Хорошо бы так было, чтоб их души пребывали в райской области, где нет стона и плача, где нет порывов и преобладания, где нет уныния, где нет… где нет ничего, что мы могли бы описать на обыкновенном человеческом языке. Хуже, если, по праву родства с мужем и отцом, их души оказались в краю Аида, рядом с сонмом теней тех, кто был когда-то сынами и дочерьми Эллады. Там, где бесплотные тени оплакивают свои несчастные судьбы. Там, где равны друг другу в горести и Одиссей с Пенелопой, и Филемон с Бавкидой. Нет, лучше бы их взяли в русский народный рай с молочными реками и кисельными берегами, с перинами на гагачьем пуху и курниками из печи!
Так, возможно, думал Федор Апостолаки, схоронив первенца и стоя, склонив голову, перед могилами своих ушедших родных. Ни одной живой родственной души у него теперь не осталось в этом русском городе, столь далеком от соленых морей его прародины. Далеко было и от Мариуполя — города его детства, города, где остались могилы его родителей, где лениво перекатывается под лучами солнца море, чьи маслянистые волны и впрямь вызывают в памяти некие болотные топи — болото Меотийское, мелководный Азов.
Сначала Федор думал вернуться в Мариуполь, где у него осталось бесчисленное множество родни — ближней и в особенности дальней, однако, по зрелом размышлении, понял, что делать этого не нужно. Он был еще молод и посему не любил отступать, ведь помнил же, как прощался с мариупольскими, словно навеки, не думая о возвращении. Как же он теперь вернется? К тому же его ценили на заводе. Ободряли, старались поддержать…

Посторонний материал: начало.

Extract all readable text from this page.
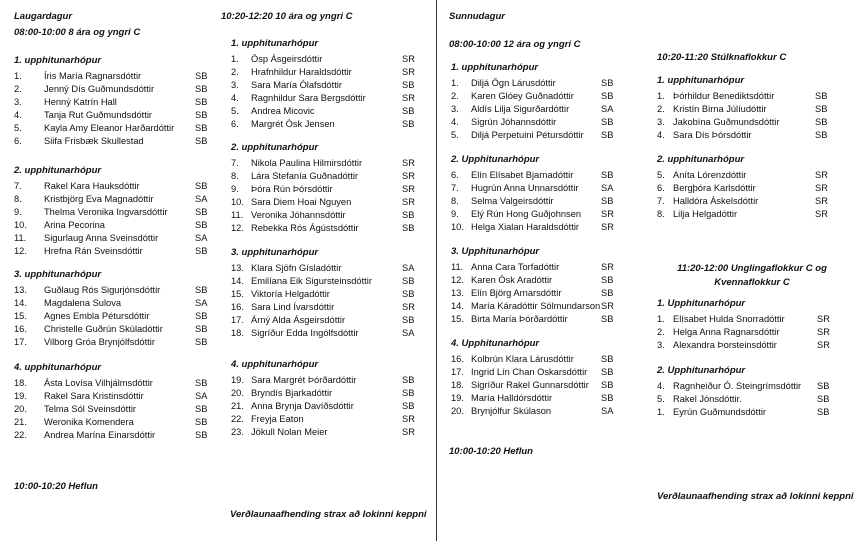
Laugardagur
08:00-10:00 8 ára og yngri C
10:20-12:20 10 ára og yngri C
1. upphitunarhópur
1. Íris María Ragnarsdóttir	SB
2. Jenný Dís Guðmundsdóttir	SB
3. Henný Katrín Hall	SB
4. Tanja Rut Guðmundsdóttir	SB
5. Kayla Amy Eleanor Harðardóttir SB
6. Siifa Frisbæk Skullestad	SB
2. upphitunarhópur
7. Rakel Kara Hauksdóttir	SB
8. Kristbjörg Eva Magnadóttir	SA
9. Thelma Veronika Ingvarsdóttir	SB
10. Arina Pecorina	SB
11. Sigurlaug Anna Sveinsdóttir	SA
12. Hrefna Rán Sveinsdóttir	SB
3. upphitunarhópur
13. Guðlaug Rós Sigurjónsdóttir	SB
14. Magdalena Sulova	SA
15. Agnes Embla Pétursdóttir	SB
16. Christelle Guðrún Skúladóttir	SB
17. Vilborg Gróa Brynjólfsdóttir	SB
4. upphitunarhópur
18. Ásta Lovísa Vilhjálmsdóttir	SB
19. Rakel Sara Kristinsdóttir	SA
20. Telma Sól Sveinsdóttir	SB
21. Weronika Komendera	SB
22. Andrea Marína Einarsdóttir	SB
1. upphitunarhópur
1. Ösp Ásgeirsdóttir	SR
2. Hrafnhildur Haraldsdóttir	SR
3. Sara María Ólafsdóttir	SB
4. Ragnhildur Sara Bergsdóttir	SR
5. Andrea Micovic	SB
6. Margrét Ósk Jensen	SB
2. upphitunarhópur
7. Nikola Paulina Hilmirsdóttir	SR
8. Lára Stefanía Guðnadóttir	SR
9. Þóra Rún Þórsdóttir	SR
10. Sara Diem Hoai Nguyen	SR
11. Veronika Jóhannsdóttir	SB
12. Rebekka Rós Ágústsdóttir	SB
3. upphitunarhópur
13. Klara Sjöfn Gísladóttir	SA
14. Emilíana Eik Sigursteinsdóttir	SB
15. Viktoría Helgadóttir	SB
16. Sara Lind Ívarsdóttir	SR
17. Árný Alda Ásgeirsdóttir	SB
18. Sigríður Edda Ingólfsdóttir	SA
4. upphitunarhópur
19. Sara Margrét Þórðardóttir	SB
20. Bryndís Bjarkadóttir	SB
21. Anna Brynja Davíðsdóttir	SB
22. Freyja Eaton	SR
23. Jökull Nolan Meier	SR
10:00-10:20 Heflun
Verðlaunaafhending strax að lokinni keppni
Sunnudagur
08:00-10:00 12 ára og yngri C
10:20-11:20 Stúlknaflokkur C
11:20-12:00 Unglingaflokkur C og Kvennaflokkur C
1. upphitunarhópur
1. Diljá Ögn Lárusdóttir	SB
2. Karen Glóey Guðnadóttir	SB
3. Aldís Lilja Sigurðardóttir	SA
4. Sigrún Jóhannsdóttir	SB
5. Diljá Perpetuini Pétursdóttir SB
2. Upphitunarhópur
6. Elín Elísabet Bjarnadóttir	SB
7. Hugrún Anna Unnarsdóttir SA
8. Selma Valgeirsdóttir	SB
9. Elý Rún Hong Guðjohnsen SR
10. Helga Xialan Haraldsdóttir SR
3. Upphitunarhópur
11. Anna Cara Torfadóttir	SR
12. Karen Ósk Aradóttir	SB
13. Elín Björg Arnarsdóttir	SB
14. María Káradóttir Sölmundarson SR
15. Birta María Þórðardóttir	SB
4. Upphitunarhópur
16. Kolbrún Klara Lárusdóttir	SB
17. Ingrid Lín Chan Oskarsdóttir SB
18. Sigríður Rakel Gunnarsdóttir SB
19. María Halldórsdóttir	SB
20. Brynjólfur Skúlason	SA
1. upphitunarhópur
1. Þórhildur Benediktsdóttir	SB
2. Kristín Birna Júlíudóttir	SB
3. Jakobína Guðmundsdóttir	SB
4. Sara Dís Þórsdóttir	SB
2. upphitunarhópur
5. Aníta Lórenzdóttir	SR
6. Bergþóra Karlsdóttir	SR
7. Halldóra Áskelsdóttir	SR
8. Lilja Helgadóttir	SR
1. Upphitunarhópur
1. Elísabet Hulda Snorradóttir	SR
2. Helga Anna Ragnarsdóttir	SR
3. Alexandra Þorsteinsdóttir	SR
2. Upphitunarhópur
4. Ragnheiður Ó. Steingrímsdóttir SB
5. Rakel Jónsdóttir.	SB
1. Eyrún Guðmundsdóttir	SB
10:00-10:20 Heflun
Verðlaunaafhending strax að lokinni keppni
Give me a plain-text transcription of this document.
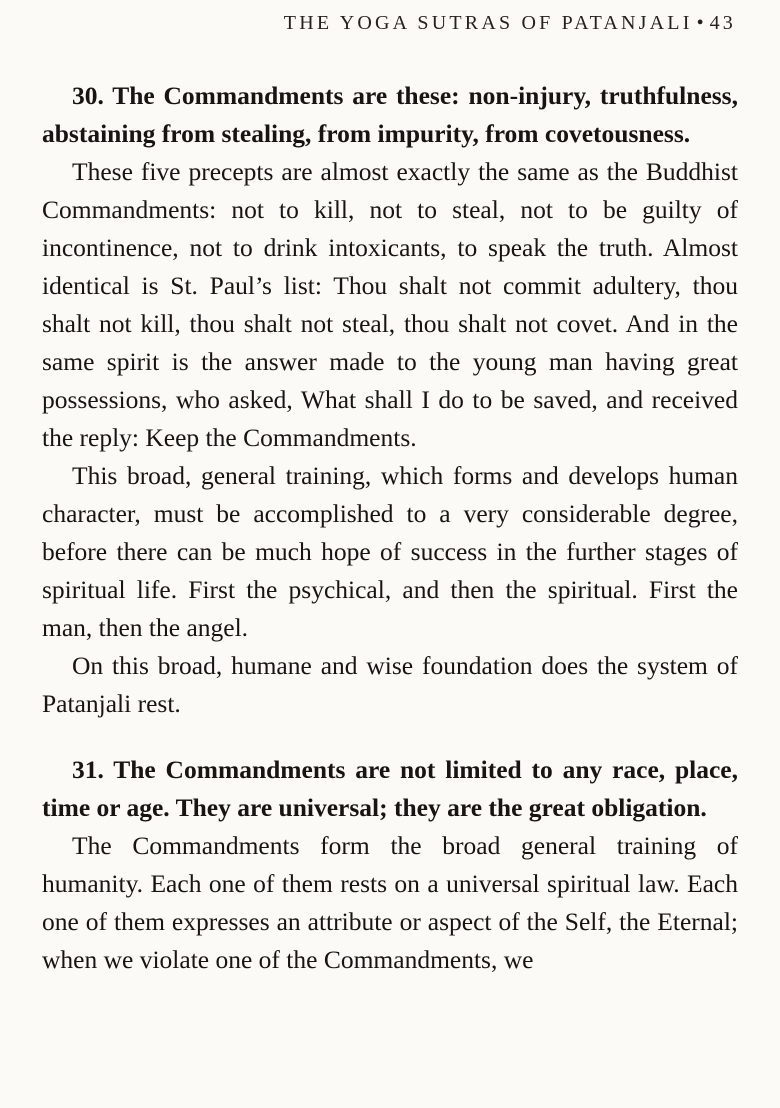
THE YOGA SUTRAS OF PATANJALI • 43

30. The Commandments are these: non-injury, truthfulness, abstaining from stealing, from impurity, from covetousness.

These five precepts are almost exactly the same as the Buddhist Commandments: not to kill, not to steal, not to be guilty of incontinence, not to drink intoxicants, to speak the truth. Almost identical is St. Paul’s list: Thou shalt not commit adultery, thou shalt not kill, thou shalt not steal, thou shalt not covet. And in the same spirit is the answer made to the young man having great possessions, who asked, What shall I do to be saved, and received the reply: Keep the Commandments.

This broad, general training, which forms and develops human character, must be accomplished to a very considerable degree, before there can be much hope of success in the further stages of spiritual life. First the psychical, and then the spiritual. First the man, then the angel.

On this broad, humane and wise foundation does the system of Patanjali rest.

31. The Commandments are not limited to any race, place, time or age. They are universal; they are the great obligation.

The Commandments form the broad general training of humanity. Each one of them rests on a universal spiritual law. Each one of them expresses an attribute or aspect of the Self, the Eternal; when we violate one of the Commandments, we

В общем, Федор остался в Подольске, но переписку с мариупольскими тетками и дядьями то ли завел, то ли возобновил. А когда горе улеглось и время — великий разрушитель и великий целитель — провело свою восстановительную работу, Апосталаки впервые лет за десять посетил родню с визитом, да так у него и повелось — каждый летний отпуск он отправлялся в родной Мариуполь, и не изменил своей привычке даже в 1936 году, когда руководство завода собралось премировать его за образцовый труд и досрочное выполнение заданий плана второй пятилетки путевкой в сочинский санаторий.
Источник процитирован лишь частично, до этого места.